Fontenay-aux-Roses 1867-1947 Cannet, Alpes-Maritimes

 

Born in a Paris suburb in 1867, Pierre Bonnard was the son of a bureau chief in the Ministry of War who encouraged his son to pursue a classical education followed by a career as a barrister.  In 1885 Bonnard enrolled in law school and received his degree in 1888. Throughout his law studies he attended art classes at the Académie Julian and was accepted at the Ecole des Beaux Arts. It was during this period that he met a remarkable group of young artists, including Paul Sérusier, Maurice Denis and Edouard Vuillard, who became lifelong friends.

 

Bonnard soon developed a strong bond with Vuillard and readily joined the group of artists, led by Sérusier, who called themselved the Nabis (‘prophets’ in Hebrew), who were particularly influenced by Paul Gauguin and whose main aim was to develop the ideals of Impressionism.
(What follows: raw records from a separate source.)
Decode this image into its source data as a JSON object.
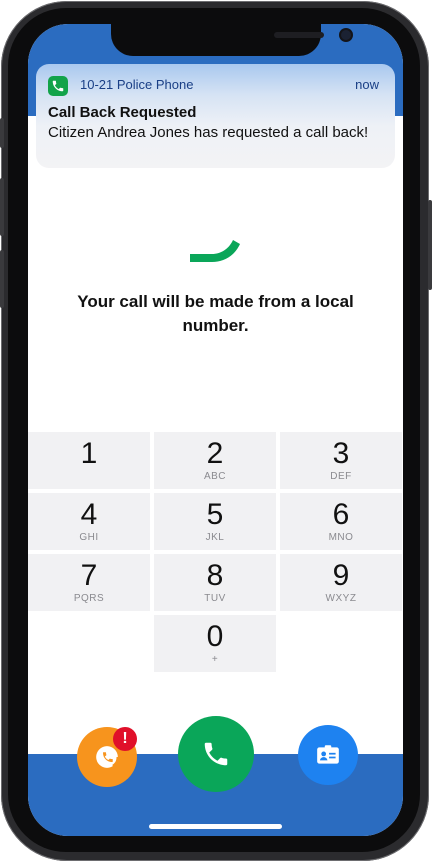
{
  "notification": {
    "app_name": "10-21 Police Phone",
    "time": "now",
    "title": "Call Back Requested",
    "body": "Citizen Andrea Jones has requested a call back!",
    "app_icon": "phone-icon"
  },
  "main": {
    "message": "Your call will be made from a local number."
  },
  "keypad": [
    {
      "digit": "1",
      "letters": ""
    },
    {
      "digit": "2",
      "letters": "ABC"
    },
    {
      "digit": "3",
      "letters": "DEF"
    },
    {
      "digit": "4",
      "letters": "GHI"
    },
    {
      "digit": "5",
      "letters": "JKL"
    },
    {
      "digit": "6",
      "letters": "MNO"
    },
    {
      "digit": "7",
      "letters": "PQRS"
    },
    {
      "digit": "8",
      "letters": "TUV"
    },
    {
      "digit": "9",
      "letters": "WXYZ"
    },
    {
      "digit": "0",
      "letters": "+"
    }
  ],
  "actions": {
    "left_icon": "call-history-icon",
    "badge": "!",
    "center_icon": "phone-icon",
    "right_icon": "contact-card-icon"
  },
  "colors": {
    "band": "#2b6cc0",
    "call_green": "#0aa659",
    "orange": "#f7941d",
    "blue": "#1e82f0",
    "badge_red": "#e0102a"
  }
}
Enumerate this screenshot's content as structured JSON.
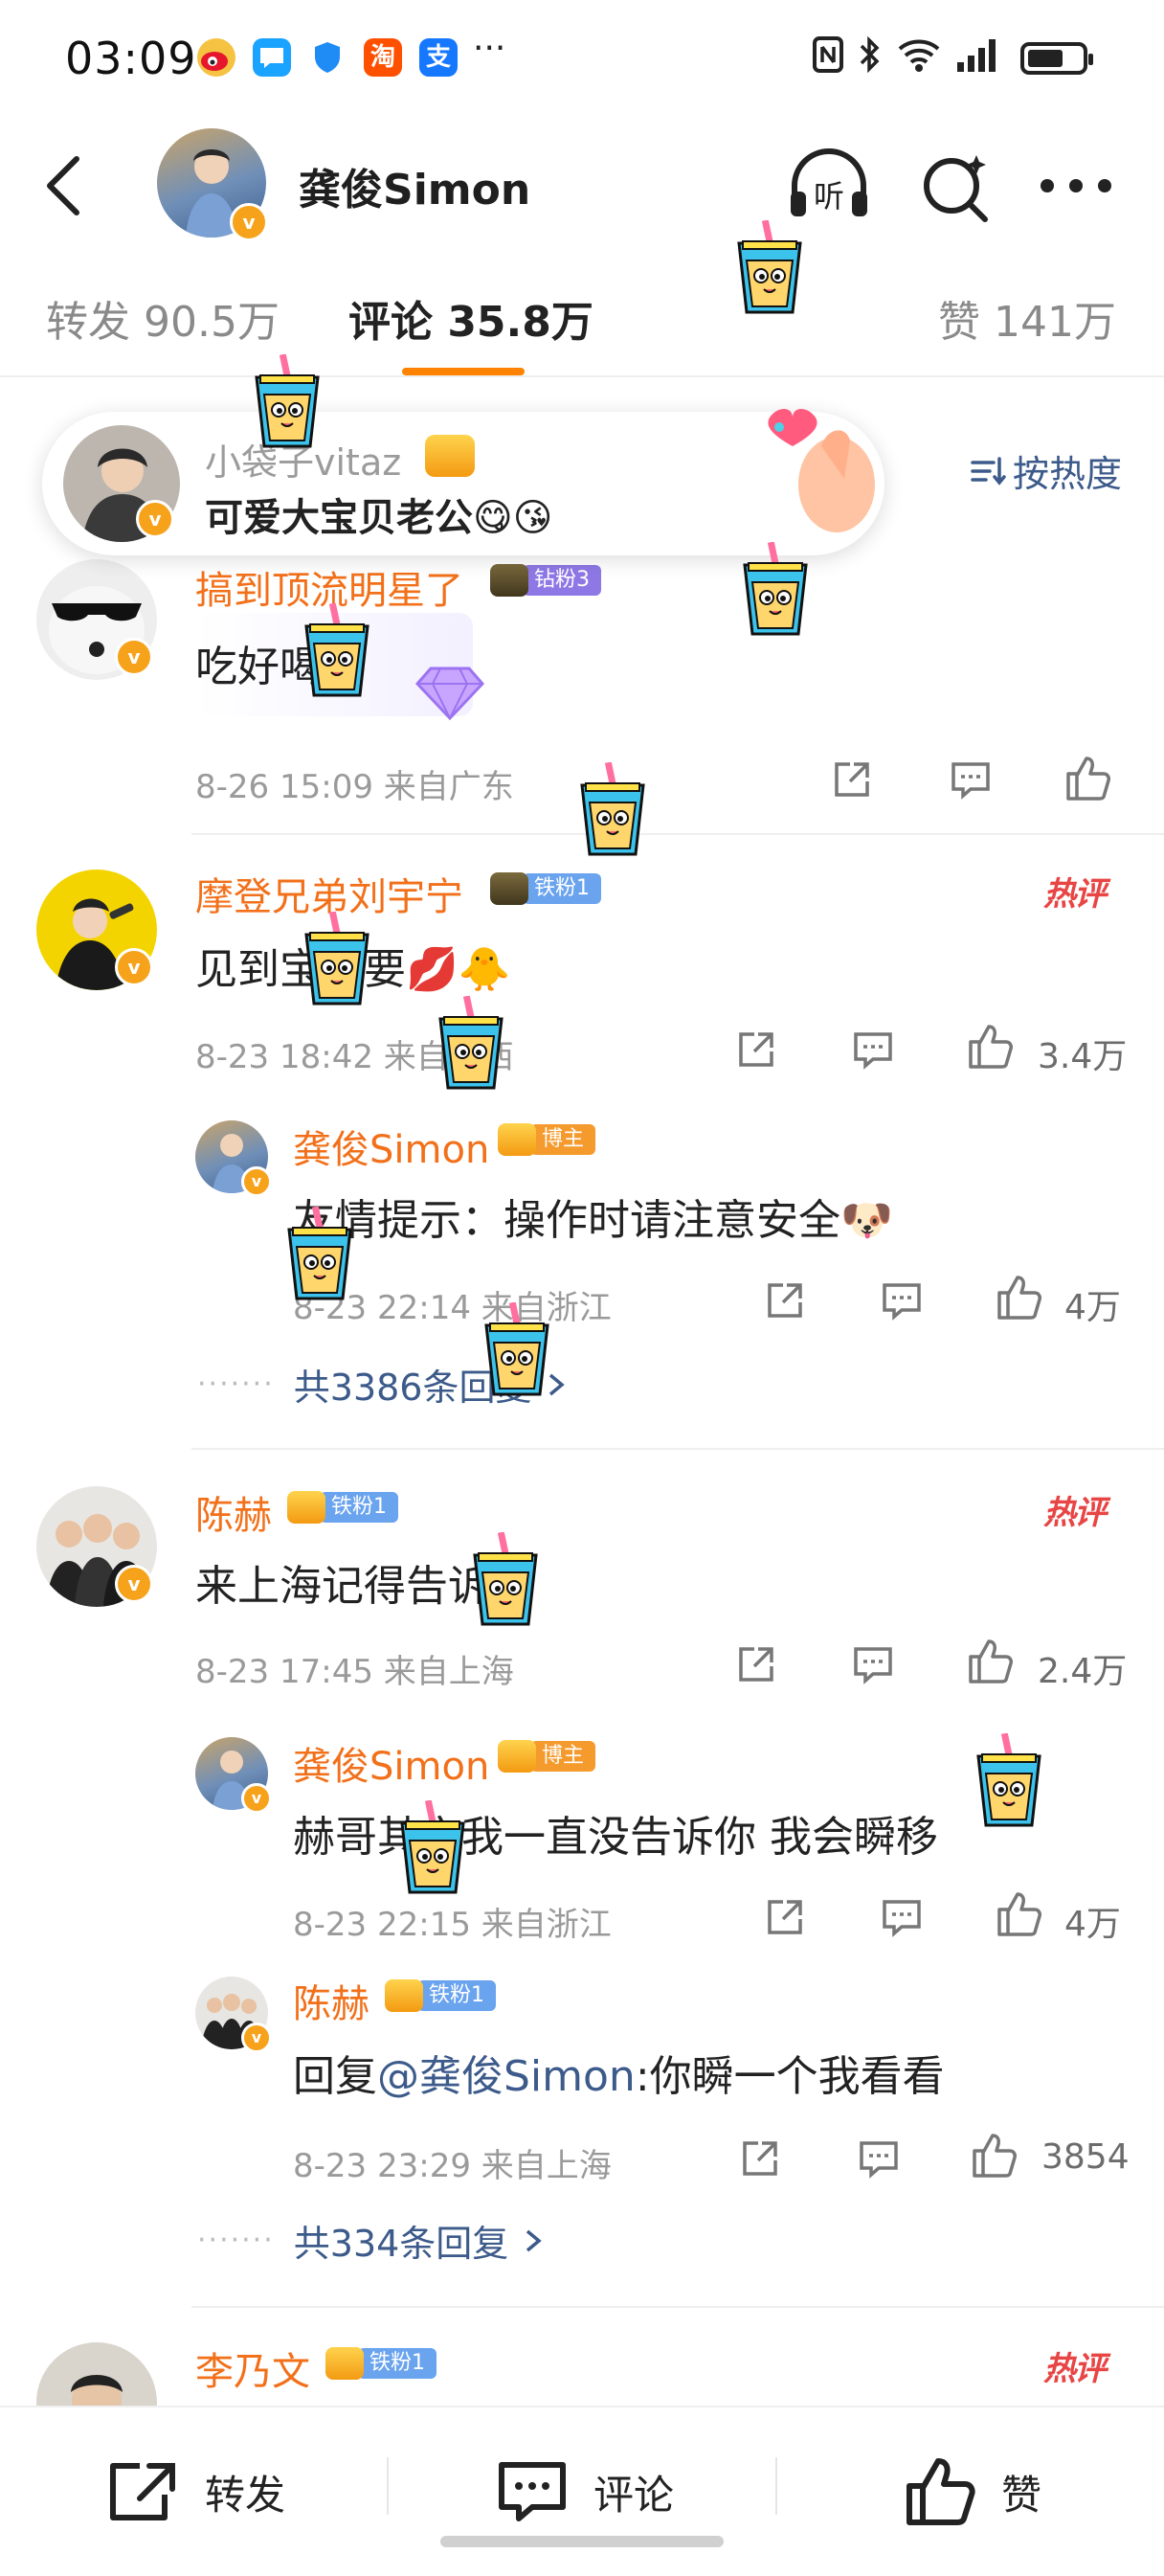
{
  "status_bar": {
    "time": "03:09",
    "apps": [
      "weibo-icon",
      "message-icon",
      "shield-icon",
      "taobao-icon",
      "alipay-icon"
    ],
    "taobao_glyph": "淘",
    "alipay_glyph": "支",
    "more": "···",
    "right_icons": [
      "nfc-icon",
      "bluetooth-icon",
      "wifi-icon",
      "signal-icon",
      "battery-icon"
    ]
  },
  "header": {
    "name": "龚俊Simon",
    "listen_label": "听"
  },
  "tabs": [
    {
      "label": "转发 90.5万",
      "active": false
    },
    {
      "label": "评论 35.8万",
      "active": true
    },
    {
      "label": "赞 141万",
      "active": false
    }
  ],
  "sort": {
    "label": "按热度"
  },
  "popup": {
    "user": "小袋子vitaz",
    "text": "可爱大宝贝老公😋😘"
  },
  "comments": [
    {
      "name": "搞到顶流明星了",
      "badge": "钻粉3",
      "text": "吃好喝好",
      "meta": "8-26 15:09  来自广东",
      "likes": ""
    },
    {
      "name": "摩登兄弟刘宇宁",
      "badge": "铁粉1",
      "hot": "热评",
      "text": "见到宝宝要💋🐥",
      "meta": "8-23 18:42  来自辽西",
      "likes": "3.4万",
      "replies": [
        {
          "name": "龚俊Simon",
          "badge": "博主",
          "text": "友情提示：操作时请注意安全🐶",
          "meta": "8-23 22:14  来自浙江",
          "likes": "4万"
        }
      ],
      "more_replies": "共3386条回复"
    },
    {
      "name": "陈赫",
      "badge": "铁粉1",
      "hot": "热评",
      "text": "来上海记得告诉我",
      "meta": "8-23 17:45  来自上海",
      "likes": "2.4万",
      "replies": [
        {
          "name": "龚俊Simon",
          "badge": "博主",
          "text": "赫哥其实我一直没告诉你 我会瞬移",
          "meta": "8-23 22:15  来自浙江",
          "likes": "4万"
        },
        {
          "name": "陈赫",
          "badge": "铁粉1",
          "reply_prefix": "回复",
          "mention": "@龚俊Simon",
          "text": ":你瞬一个我看看",
          "meta": "8-23 23:29  来自上海",
          "likes": "3854"
        }
      ],
      "more_replies": "共334条回复"
    },
    {
      "name": "李乃文",
      "badge": "铁粉1",
      "hot": "热评"
    }
  ],
  "bottom_bar": {
    "repost": "转发",
    "comment": "评论",
    "like": "赞"
  },
  "colors": {
    "accent_orange": "#ff8200",
    "username_orange": "#f2701a",
    "link_blue": "#3c5a8a",
    "hot_red": "#e84545"
  }
}
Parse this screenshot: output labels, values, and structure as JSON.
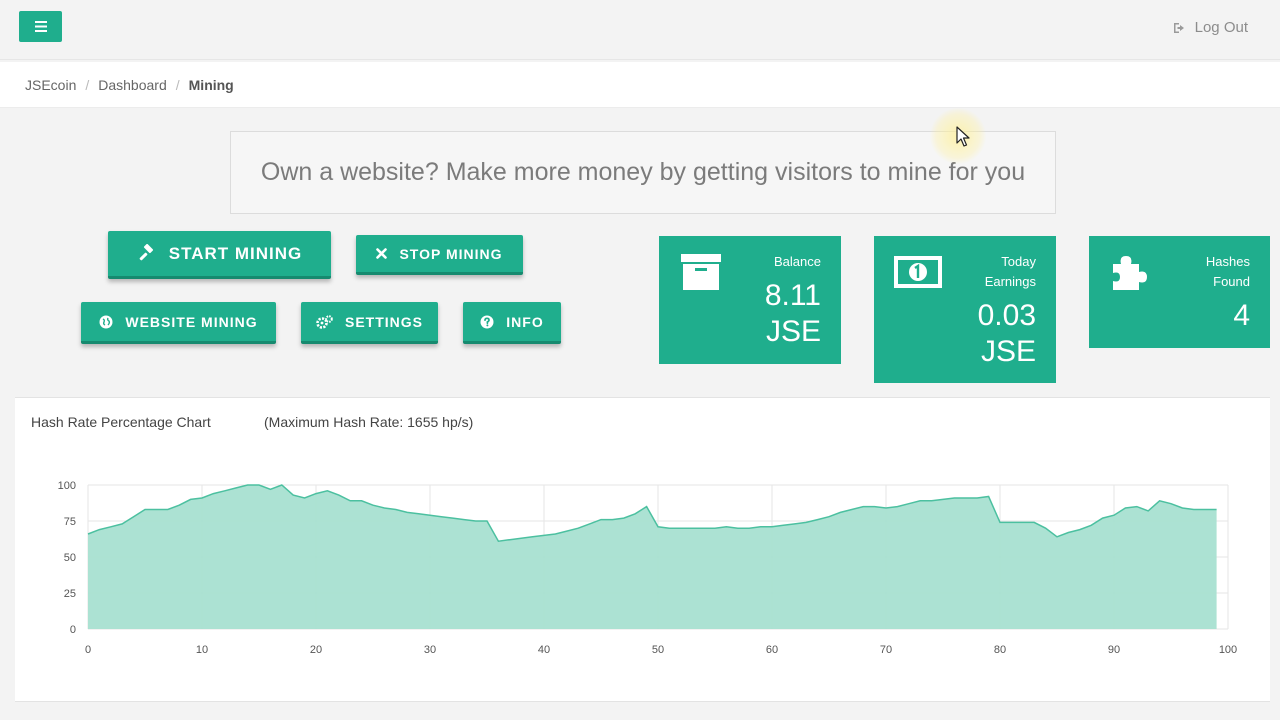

The group caused considerable outrage in Paris and during the Exposition Universelle in 1889 they controversially showed their work at the exhibition organised by Gauguin at the Café Volpini near the newly erected Eiffel Tower.

 

By the age of twenty-two Bonnard was still a practising lawyer and by the end of 1889 became a licensed attorney.   He soon became disillusioned by his daily routine in the Paris law courts and in 1891, after receiving one hundred francs from France-Champagne for a poster commission, Bonnard chose to give up law completely to concentrate on his artistic career. That same year he submitted his first entries to the Salon des Indépendants which were well received by the critics; he continued to be an active and committed member of the Nabis. Bonnard’s early works have a clear palette and bold execution which are clearly influenced by the Symbolist poetry of Mallarmé and the teachings of Gauguin and Sérusier. 

 

In 1893 Bonnard met his lifelong companion, the beautiful Marie Boursin, whom he encountered on the boulevard Haussmann in Paris when she introduced herself as sixteen-year-old Marthe de Méligny, the daughter of aristocratic Italian parents. It was not until after their marriage some thirty years later that Bonnard discovered her real identity: she was a farmer’s daughter from the Midi and had been twenty-four at their first meeting. Described as ‘voluptuous’ and ‘almost risqué’, Marthe became central to Bonnard’s work, appearing in one hundred and fifty paintings and over seven hundred sketches. 

 

By 1900 Bonnard had been working with the Nabis for nearly a decade and felt that he needed more independence to develop his personal style. He began to travel extensively within France and abroad, visiting Belgium and Holland in 1907, Italy in 1910 and 1922, England, Spain, Algeria, Tunisia and America in 1926, widening his experience and expanding his horizons. In 1909 he joined Henri Matisse in a painting expedition to the South of France which had a remarkable effect on the future of his work. Seduced by the bright sunlight and bold colours of the Mediterranean, he discovered an overwhelming passion for colour which from this moment became of primary importance in his art. In 1912 Bonnard bought a house in Vernon in the Eure region, near Monet’s beloved Giverny, where he and Marthe lived most of the year, only escaping to the warmth of the Côte d’Azur in winter. Bonnard continued to paint sunlit interiors peopled by his family and friends and his works developed into intimate portrayals of his personal life. In 1931 he settled permanently in the villa at Le Cannet, which he had purchased in 1926. This became the subject of his glorious golden canvases and he continued to paint there until his death in 1947.

 

The work of Pierre Bonnard is represented in the Musée d’Orsay, Paris; the Metropolitan Museum of Art, New York; the J Paul Getty Museum, Los Angeles; the Pushkin Museum, Moscow; the Hermitage, St Petersberg; Tate Modern and the National Gallery, London; the Kunsthaus, Zurich and Neue Pinakothek, Munich.